Powerful onshore winds of about 40 mph pushed water from the Atlantic onto the city streets of the historic city, according to FOX Weather meteorologist Steve Bender.
Images from Charleston show just how much the water had risen as the storm approached.
The National Weather Service in Charleston stated on Wednesday evening that water has breached the Charleston Battery, the seawall in Charleston. Major coastal flooding is being reported in downtown Charleston and Edisto Beach.
They added that tide levels in the Charleston Harbor reached over 9 feet. At Edisto, the dunes were breached with water flowing under homes and onto roadways.
"This is a dangerous situation!" NWS Charleston posted Wednesday afternoon.
The following image taken in downtown Charleston, showing how much roads were covered by storm surge.
Further inland, roads were turned into impromptu rivers.
In addition to flooding, the powerful winds reaching gusts of 50-65 mph knocked over trees.
The water levels in Charleston are the 5th highest water levels ever reported in the city, according NWS Charleston. They added that the records date back to 1921.

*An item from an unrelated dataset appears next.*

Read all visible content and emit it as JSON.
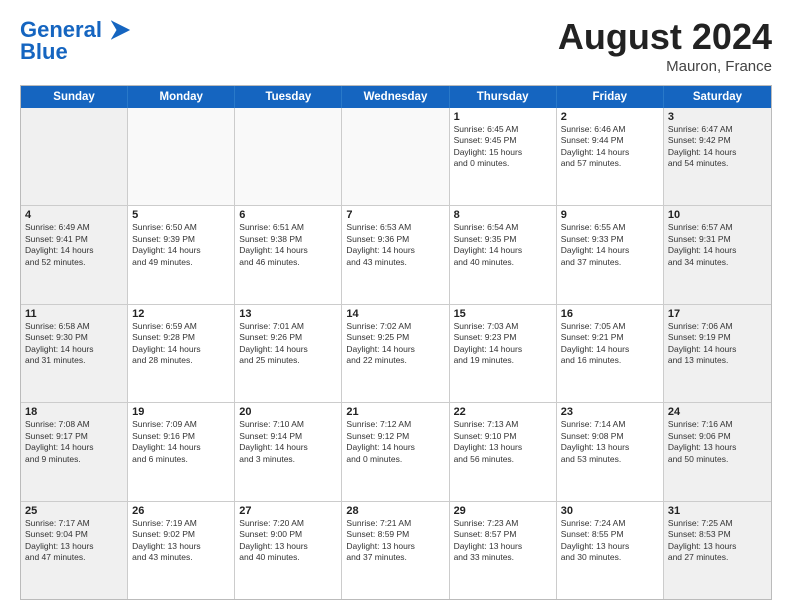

The high water levels are the result of a number of factors. The FOX Forecast Center said that the combination of Idalia, swells from Franklin and the influences from the stage of the moon are creating the perfect event for flooding around Charleston and other low-lying communities in the Carolinas.
"Tides are higher than normal right now due to the full moon," noted Greg Diamond, FOX Forecast Center senior meteorologist. "That is the main differentiator here. It's why weaker Tropical Storm Idalia is producing water levels up there with the stronger and larger Matthew and Irma."